April 2019 archive

Celebrating 50 Years of the RFCs That Define How the Internet Works

First page of RFC 1

50 years ago today, on 7 April 1969, the very first “Request for Comments” (RFC) document was published. Titled simply “Host Software”, RFC 1 was written by Steve Crocker to document how packets would be sent from computer to computer in what was then the very early ARPANET. [1]

Steve and the other early authors were just circulating ideas and trying to figure out how to connect the different devices and systems of the early networks that would evolve into the massive network of networks we now call the Internet. They were not trying to create formal standards – they were just writing specifications that would help them be able to connect their computers. Little did they know then that the system they developed would come to later define the standards used to build the Internet.

Today there are over 8,500 RFCs whose publication is managed through a formal process by the RFC Editor team. The Internet Engineering Task Force (IETF) is responsible for the vast majority (but not all) of the RFCs – and there is strong process through which documents move within the IETF from ideas (“Internet-Drafts” or “I-Ds”) into published standards or informational documents[2].

50 years ago, one of the fundamental differences of the RFC series from other standards at the time was that:

  • anyone could write an RFC for free.
  • anyone could read the RFCs for free. They were open to all to read, without any fee or membership

As Steve Crocker notes in his recollections, this enabled the RFC documents to be widely distributed around the world, and studied by students, developers, vendors and other professionals. This allowed people to learn how the ARPANET, and later the Internet, worked – and to build on that to create new and amazing services, systems and software

This openness remains true today. While the process of publishing a RFC is more rigorous, anyone can start the process. You are not required to be a member (or pay for a membership) to contribute to or approve standards.  And anyone, anywhere, can read all of the RFCs for free.  You do not have to pay to download the RFCs, nor do you have to be a member of any organization. 

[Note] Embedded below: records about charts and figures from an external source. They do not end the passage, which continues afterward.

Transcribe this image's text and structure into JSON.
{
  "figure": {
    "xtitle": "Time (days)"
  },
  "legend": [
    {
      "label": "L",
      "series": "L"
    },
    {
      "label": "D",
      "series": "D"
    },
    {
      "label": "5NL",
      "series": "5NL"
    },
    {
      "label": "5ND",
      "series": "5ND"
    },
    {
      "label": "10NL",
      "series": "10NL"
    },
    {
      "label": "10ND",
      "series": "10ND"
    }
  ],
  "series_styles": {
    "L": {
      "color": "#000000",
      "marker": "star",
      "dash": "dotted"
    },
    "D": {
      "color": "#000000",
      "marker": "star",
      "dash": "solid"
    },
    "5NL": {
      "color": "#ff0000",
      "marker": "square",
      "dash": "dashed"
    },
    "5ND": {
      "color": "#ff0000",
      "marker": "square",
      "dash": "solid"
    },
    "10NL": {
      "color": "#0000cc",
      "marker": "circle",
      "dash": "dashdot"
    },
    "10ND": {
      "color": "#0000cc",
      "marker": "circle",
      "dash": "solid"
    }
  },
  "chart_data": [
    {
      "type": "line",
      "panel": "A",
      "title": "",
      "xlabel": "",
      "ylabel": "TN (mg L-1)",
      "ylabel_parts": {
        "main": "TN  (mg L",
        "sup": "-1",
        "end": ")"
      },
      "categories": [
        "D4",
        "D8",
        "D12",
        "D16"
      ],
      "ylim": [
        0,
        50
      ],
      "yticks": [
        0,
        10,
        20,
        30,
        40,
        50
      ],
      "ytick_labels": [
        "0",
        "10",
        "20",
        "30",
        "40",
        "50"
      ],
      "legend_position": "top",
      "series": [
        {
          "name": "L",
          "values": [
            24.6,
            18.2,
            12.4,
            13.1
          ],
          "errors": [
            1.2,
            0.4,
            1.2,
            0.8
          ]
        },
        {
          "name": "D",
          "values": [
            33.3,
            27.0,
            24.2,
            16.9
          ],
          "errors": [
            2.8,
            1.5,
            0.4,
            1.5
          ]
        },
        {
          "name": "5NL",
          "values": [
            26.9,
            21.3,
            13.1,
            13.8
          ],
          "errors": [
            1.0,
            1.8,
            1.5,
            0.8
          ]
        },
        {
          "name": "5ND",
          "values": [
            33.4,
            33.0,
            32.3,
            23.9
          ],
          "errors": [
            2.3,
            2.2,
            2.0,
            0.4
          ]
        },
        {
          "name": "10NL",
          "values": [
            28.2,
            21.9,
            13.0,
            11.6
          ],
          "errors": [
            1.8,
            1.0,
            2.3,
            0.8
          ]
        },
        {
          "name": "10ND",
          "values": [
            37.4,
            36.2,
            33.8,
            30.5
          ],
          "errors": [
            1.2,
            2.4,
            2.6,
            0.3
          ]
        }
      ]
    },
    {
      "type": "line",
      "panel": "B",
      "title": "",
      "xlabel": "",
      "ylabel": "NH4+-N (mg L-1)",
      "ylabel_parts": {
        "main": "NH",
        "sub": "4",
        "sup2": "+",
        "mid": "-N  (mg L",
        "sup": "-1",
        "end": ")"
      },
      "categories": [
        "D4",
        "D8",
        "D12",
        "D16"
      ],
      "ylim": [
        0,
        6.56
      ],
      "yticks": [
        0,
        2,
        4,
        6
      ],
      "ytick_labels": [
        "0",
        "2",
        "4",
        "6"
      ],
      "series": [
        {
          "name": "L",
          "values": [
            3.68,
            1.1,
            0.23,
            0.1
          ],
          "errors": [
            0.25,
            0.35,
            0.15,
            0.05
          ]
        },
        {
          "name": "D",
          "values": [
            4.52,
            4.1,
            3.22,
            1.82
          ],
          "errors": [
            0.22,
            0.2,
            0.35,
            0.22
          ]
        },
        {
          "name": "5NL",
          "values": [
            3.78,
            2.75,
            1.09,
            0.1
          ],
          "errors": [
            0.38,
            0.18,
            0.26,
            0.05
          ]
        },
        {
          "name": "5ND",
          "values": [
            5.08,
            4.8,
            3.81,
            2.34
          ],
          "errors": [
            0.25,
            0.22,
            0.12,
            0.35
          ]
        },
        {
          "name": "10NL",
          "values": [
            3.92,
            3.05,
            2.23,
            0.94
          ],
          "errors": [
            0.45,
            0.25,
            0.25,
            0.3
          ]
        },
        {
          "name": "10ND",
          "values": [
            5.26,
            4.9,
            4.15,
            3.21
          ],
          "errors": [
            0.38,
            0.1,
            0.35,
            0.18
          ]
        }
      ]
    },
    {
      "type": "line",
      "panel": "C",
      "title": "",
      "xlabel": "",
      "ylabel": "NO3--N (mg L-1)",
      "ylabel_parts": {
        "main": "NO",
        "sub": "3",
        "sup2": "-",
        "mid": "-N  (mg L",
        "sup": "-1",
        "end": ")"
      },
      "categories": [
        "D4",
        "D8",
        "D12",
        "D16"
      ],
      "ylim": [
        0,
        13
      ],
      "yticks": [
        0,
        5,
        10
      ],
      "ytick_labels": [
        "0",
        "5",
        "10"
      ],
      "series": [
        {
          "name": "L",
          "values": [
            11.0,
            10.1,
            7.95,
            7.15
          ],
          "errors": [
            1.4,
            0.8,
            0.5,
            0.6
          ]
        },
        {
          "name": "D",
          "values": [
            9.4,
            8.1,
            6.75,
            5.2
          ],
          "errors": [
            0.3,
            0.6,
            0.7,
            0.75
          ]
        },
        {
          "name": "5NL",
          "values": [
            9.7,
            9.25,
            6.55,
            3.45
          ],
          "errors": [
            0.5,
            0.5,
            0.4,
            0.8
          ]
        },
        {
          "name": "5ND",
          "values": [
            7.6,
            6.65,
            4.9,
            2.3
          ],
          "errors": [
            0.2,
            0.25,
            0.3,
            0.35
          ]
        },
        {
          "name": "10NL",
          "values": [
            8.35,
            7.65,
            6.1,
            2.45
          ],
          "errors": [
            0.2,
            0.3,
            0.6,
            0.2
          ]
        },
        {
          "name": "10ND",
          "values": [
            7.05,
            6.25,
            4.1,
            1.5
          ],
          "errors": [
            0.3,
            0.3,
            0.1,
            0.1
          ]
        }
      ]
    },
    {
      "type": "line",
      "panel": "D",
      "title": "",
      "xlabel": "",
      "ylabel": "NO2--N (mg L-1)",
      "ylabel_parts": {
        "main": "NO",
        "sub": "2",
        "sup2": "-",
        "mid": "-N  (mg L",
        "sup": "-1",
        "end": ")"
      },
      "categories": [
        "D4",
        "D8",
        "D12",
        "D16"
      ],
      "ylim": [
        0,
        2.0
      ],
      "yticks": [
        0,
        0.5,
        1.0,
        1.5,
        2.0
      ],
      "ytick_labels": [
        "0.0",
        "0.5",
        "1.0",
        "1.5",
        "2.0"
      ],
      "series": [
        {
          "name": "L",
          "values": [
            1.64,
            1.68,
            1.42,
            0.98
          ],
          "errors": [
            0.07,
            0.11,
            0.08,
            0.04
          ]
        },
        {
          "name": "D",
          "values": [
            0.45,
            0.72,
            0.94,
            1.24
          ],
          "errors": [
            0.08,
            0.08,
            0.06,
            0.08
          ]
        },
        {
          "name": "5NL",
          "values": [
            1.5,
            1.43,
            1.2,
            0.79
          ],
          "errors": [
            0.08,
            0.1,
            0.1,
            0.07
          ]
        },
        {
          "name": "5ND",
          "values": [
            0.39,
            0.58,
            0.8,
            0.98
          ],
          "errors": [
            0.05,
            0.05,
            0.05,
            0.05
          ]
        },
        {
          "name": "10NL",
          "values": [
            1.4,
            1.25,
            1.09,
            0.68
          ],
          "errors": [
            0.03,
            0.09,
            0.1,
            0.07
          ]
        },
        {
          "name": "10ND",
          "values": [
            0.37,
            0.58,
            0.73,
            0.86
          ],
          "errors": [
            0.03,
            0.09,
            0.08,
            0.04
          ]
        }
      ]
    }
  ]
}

More than anything, this open model of how to work together to create voluntary open standards is perhaps the greatest accomplishment of the RFC process. The Internet model of networking has thrived because it is built upon these open standards.

Standards may come and go over time, but the open way of working persists.

While we may no longer use NCP or some of the other protocols defined in the early RFCs, we are defining new protocols in new RFCs.  The next 1,000s RFCs will define many aspects of the Internet of tomorrow.[3]

We may not know exactly how that future Internet will work, but it’s a pretty good guess that it will be defined in part through RFCs.



[1] See our History of the Internet page for more background.

[2] For more explanation of the different types of RFCs, see “How to Read a RFC“.

[3] As noted in our 2019 Global Internet Report section on “Takeaways and Observations”, we are concerned that an increasing number of new services and applications on the Internet are relying on application programming interfaces (APIs) controlled by the application or platform owner rather than on open standards defined by the larger Internet community.